3553.diff (6.4 KB) - added by Graham King 9 years ago.
Uses urllib.unquote_plus for dev server, mod_python and fastcgi, and all the tests pass

Download all attachments as: .zip

Change History (13)

comment:1 Changed 10 years ago by Chris Beaven

Triage Stage: UnreviewedDesign decision needed

Well it would have a side-effect of breaking anyone's existing code if their code relied on the current behaviour...

comment:2 Changed 10 years ago by justin-django@…

probably the best method is to have a init param default to urllib.un/quote and be able to specify any func... (excuse the misterminology python newb)

comment:3 Changed 10 years ago by James Bennett

Component: UncategorizedCore framework
Keywords: sprintsept14 added

I believe all of this changed with the Unicode merge (since various helper functions had to be written to handle non-ASCII data); can someone confirm whether this is still an issue?

comment:4 Changed 10 years ago by Jacob

Triage Stage: Design decision neededAccepted

comment:5 Changed 9 years ago by loppear

Verified against trunk r7264, using:

def search(request, query):
    response = HttpResponse()
    response.write("query: %s" % query)
    return response

urlpatterns = patterns('', (r'q/(?P<query>.*)$', search),)

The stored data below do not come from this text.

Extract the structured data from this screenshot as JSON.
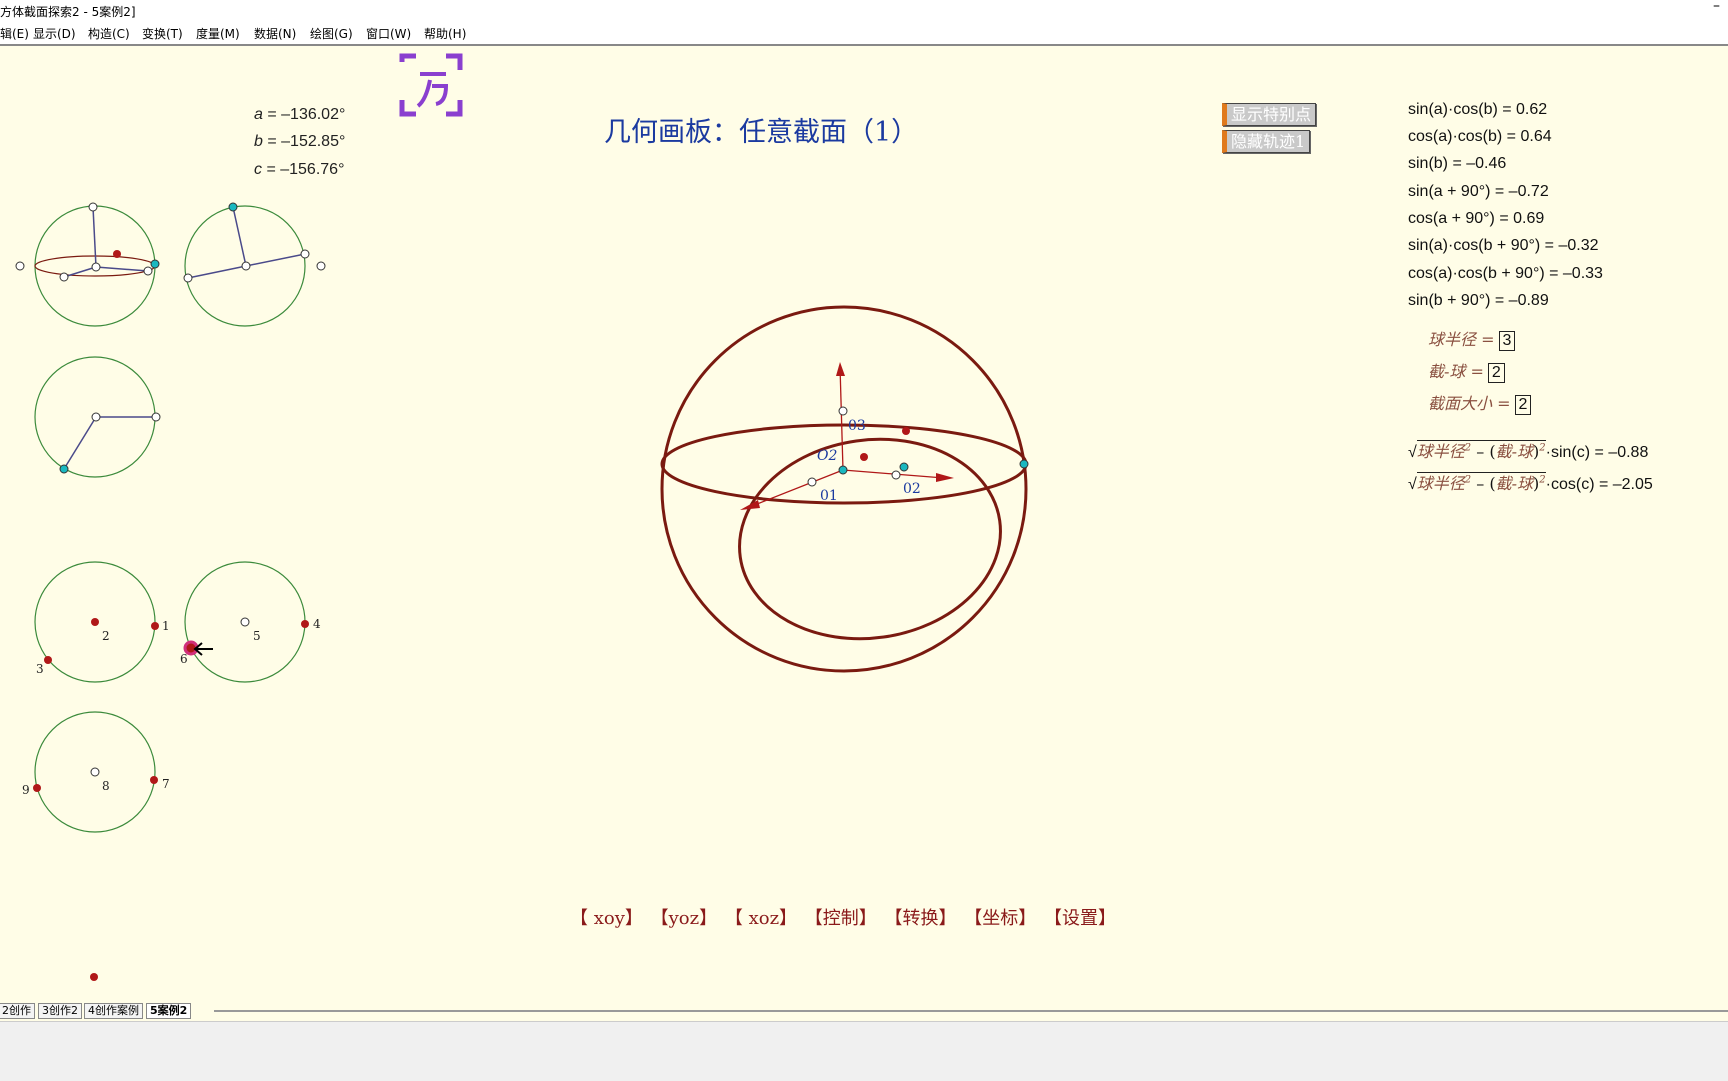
{
  "window": {
    "title": "方体截面探索2 - 5案例2]",
    "minimize": "–"
  },
  "menu": [
    "编辑(E)",
    "显示(D)",
    "构造(C)",
    "变换(T)",
    "度量(M)",
    "数据(N)",
    "绘图(G)",
    "窗口(W)",
    "帮助(H)"
  ],
  "params": {
    "a_name": "a",
    "a_value": " = –136.02°",
    "b_name": "b",
    "b_value": " = –152.85°",
    "c_name": "c",
    "c_value": " = –156.76°"
  },
  "page_title": "几何画板：任意截面（1）",
  "buttons": {
    "show_special": "显示特别点",
    "hide_trace": "隐藏轨迹1"
  },
  "calculations": [
    "sin(a)·cos(b) = 0.62",
    "cos(a)·cos(b) = 0.64",
    "sin(b) = –0.46",
    "sin(a + 90°) = –0.72",
    "cos(a + 90°) = 0.69",
    "sin(a)·cos(b + 90°) = –0.32",
    "cos(a)·cos(b + 90°) = –0.33",
    "sin(b + 90°) = –0.89"
  ],
  "variables": {
    "sphere_radius_label": "球半径 =",
    "sphere_radius_value": "3",
    "section_dist_label": "截-球 =",
    "section_dist_value": "2",
    "section_size_label": "截面大小 =",
    "section_size_value": "2"
  },
  "formulas": {
    "f1_radicand": "球半径",
    "f1_minus": " – (",
    "f1_inner": "截-球",
    "f1_close": ")",
    "f1_tail": "·sin(c) = –0.88",
    "f2_radicand": "球半径",
    "f2_minus": " – (",
    "f2_inner": "截-球",
    "f2_close": ")",
    "f2_tail": "·cos(c) = –2.05",
    "sq": "2"
  },
  "diagram_labels": {
    "o1": "01",
    "o2": "02",
    "o3": "03",
    "center": "O2",
    "p1": "1",
    "p2": "2",
    "p3": "3",
    "p4": "4",
    "p5": "5",
    "p6": "6",
    "p7": "7",
    "p8": "8",
    "p9": "9"
  },
  "nav_links": [
    "【 xoy】",
    "【yoz】",
    "【 xoz】",
    "【控制】",
    "【转换】",
    "【坐标】",
    "【设置】"
  ],
  "tabs": [
    "2创作",
    "3创作2",
    "4创作案例",
    "5案例2"
  ],
  "active_tab": "5案例2",
  "colors": {
    "canvas_bg": "#fffde7",
    "sphere": "#7a1a10",
    "circle_green": "#3b8a3b",
    "point_red": "#b01818",
    "point_cyan": "#1ab8c0",
    "title_blue": "#1b3aa0",
    "logo_purple": "#8a3fcf"
  }
}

does print "query: foo++bar" for /q/foo%2B+bar

comment:6 Changed 9 years ago by Matt McClanahan

milestone: 1.0
Needs tests: set

Verified against [8776].

comment:7 Changed 9 years ago by Jacob

milestone: 1.0post-1.0

comment:8 Changed 9 years ago by anonymous

Owner: changed from nobody to anonymous
Status: newassigned

comment:9 Changed 9 years ago by Graham King

Owner: changed from anonymous to Graham King
Status: assignednew

comment:10 Changed 9 years ago by Graham King

Status: newassigned
Triage Stage: AcceptedDesign decision needed

I've uploaded a patch which solves this, but read on.
On the dev server it's a one liner.

On mod_python and fastcgi, for a path of '/q/foo%2B+bar' the environment hands you '/q/foo++bar' in PATH_INFO. I've had to use REQUEST_URI (req.unparsed_uri in mod_python) instead of PATH_INFO.
If those smart people at mod_python and fastcgi/flup are converting the %2B and + this way, I don't feel comfortable doing it differently. I'm setting this back to 'Design Decision Needed' for advice.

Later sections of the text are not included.